Мику смущённо прикрыла глаза.
– Да, вот что узнала от Семёнов: в последнюю ночь в лагере у них принято обмазывать своих спящих товарищей зубной пастой!
Моника фыркнула.
– Не очень-то по-товарищески. И вообще, у нас разве в лагере есть зубная паста?
Пионерка развела руками.
– Нет! Только зубной порошок… И густой гребешок!* – и рассмеялась, в то время как подруга недоверчиво приподняла бровь.
– В смысле? Гребешок может быть вкусным и, пожалуй, плотным, но густым…
Мику завела глаза вверх.
– Пе-ре-вод… – простонала она. – А давай условимся, что между собой говорим по-японски? Тогда вроде не должно возникнуть проблем. – Кивок. – Небольшой гребень с частыми зубцами. Не морепродукт гребешок. – Вздох. – А теперь скажи честно, насколько моя японская речь на самом деле японская. В смысле не упрощённый перевод, подделка и всё такое.
Секундная заминка.
Моника показала большой палец и улыбнулась.
– Ты настоящая полуяпонка, потому что твоя мама – японка, а папа – русский инженер! – Тряхнула головой и прижала к щекам ладони. – Правда-правда!

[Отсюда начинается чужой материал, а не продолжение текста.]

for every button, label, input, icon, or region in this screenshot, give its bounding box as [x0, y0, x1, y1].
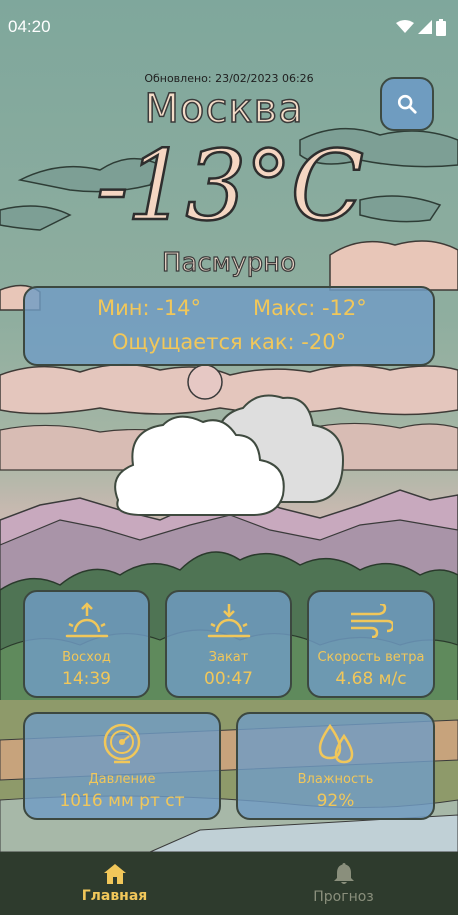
wind-speed-label: Скорость ветра: [317, 650, 425, 665]
pressure-value: 1016 мм рт ст: [59, 791, 185, 811]
nav-item-home[interactable]: Главная: [0, 852, 229, 915]
current-temperature: -13°C: [95, 130, 366, 242]
status-time: 04:20: [8, 17, 51, 36]
sunset-label: Закат: [208, 650, 249, 665]
pressure-card: Давление 1016 мм рт ст: [23, 712, 221, 820]
humidity-value: 92%: [316, 791, 355, 811]
min-temperature: Мин: -14°: [97, 296, 202, 320]
pressure-label: Давление: [88, 772, 156, 787]
pressure-icon: [103, 723, 141, 764]
nav-home-label: Главная: [81, 887, 148, 904]
sunrise-value: 14:39: [62, 669, 111, 689]
search-icon: [397, 94, 417, 114]
wind-speed-card: Скорость ветра 4.68 м/с: [307, 590, 435, 698]
sunrise-label: Восход: [62, 650, 111, 665]
sunset-card: Закат 00:47: [165, 590, 292, 698]
humidity-icon: [318, 723, 353, 764]
signal-icon: [418, 20, 432, 34]
wifi-icon: [396, 20, 414, 33]
sunset-icon: [207, 604, 250, 638]
temperature-summary-card: Мин: -14° Макс: -12° Ощущается как: -20°: [23, 286, 435, 366]
humidity-label: Влажность: [297, 772, 374, 787]
max-temperature: Макс: -12°: [253, 296, 367, 320]
status-icons: [396, 18, 446, 36]
battery-icon: [436, 18, 446, 36]
sunrise-card: Восход 14:39: [23, 590, 150, 698]
home-icon: [103, 863, 126, 884]
search-button[interactable]: [380, 77, 434, 131]
humidity-card: Влажность 92%: [236, 712, 435, 820]
bell-icon: [333, 862, 354, 884]
nav-forecast-label: Прогноз: [313, 888, 374, 905]
feels-like-temperature: Ощущается как: -20°: [111, 330, 347, 354]
sunset-value: 00:47: [204, 669, 253, 689]
status-bar: 04:20: [0, 0, 458, 54]
sunrise-icon: [65, 602, 108, 638]
wind-speed-value: 4.68 м/с: [335, 669, 407, 689]
cloudy-weather-icon: [114, 394, 345, 516]
nav-item-forecast[interactable]: Прогноз: [229, 852, 458, 915]
weather-condition: Пасмурно: [161, 247, 297, 278]
wind-icon: [351, 604, 393, 638]
bottom-navigation: Главная Прогноз: [0, 852, 458, 915]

Мику тут же бросилась ей на шею.
– Спасибо… Спасибо, дорогая. Ты же понимаешь меня, что очень хочется жить, хочется оставлять в мире правильные знаки того, что существуешь. Настоящие знаки, такие, какие хочешь, а не такие, как кто-то решил, что ты сможешь оставить, потому что кто-то подумал только о части ситуаций и части твоих эмоций, мыслей… – в голосе слышались слёзы. – Спасибо…
Моника безмолвно кивнула.
И тут же крикнула закопошившемуся Семёну:
– おはよう、ダーリン!*
Он осторожно, неуверенно кивнул.
– Э-э. Да?
Девушки рассмеялись.
– Ты хорошо меня понимаешь, дорогой, но не настолько, чтобы на японском, воспроизводимом как японский, – Моника пожала плечами. – В любом случае – с добрым утром, дорогой! – после чего жизнерадостное выражение сменилось на обеспокоенное. – На тебе лица нет! Причём не в том смысле, в каком могли бы употребить «зелёные» попаданцы. Так что тебя так встревожило?
Вожатый кивнул.
– Утро-утро, сравнительно доброе, а лагерь и я – нет. Мику, твоя подруга приходила…
– Которая? – тут же удивлённо выпалила пионерка. И тут же грустно вздохнула. – А…
Кивок.
– Да, хвостатая. – Вожатый перевёл взгляд на Монику. – Сказала, что куратор недовольна мной. – Тут же выставил ладони. – Да-да, только без «я говорила» и « ты безответственная скотина».
Девушка вздохнула.
– Вообще, я молчала, а строгий судья у тебя уже в голове, но вот об этом я уже, кажется, говорила тебе. – Как будто случайно, провела пальцем вдоль горла. – И что нам теперь требуется сделать? – И снова поменялась в лице. – Ой, только не говори, что ты сейчас пойдёшь и всё сделаешь один!
Семён наклонил голову.
– Муж и жена – одна сатана. Всё-то ты знаешь. Да, я пойду один.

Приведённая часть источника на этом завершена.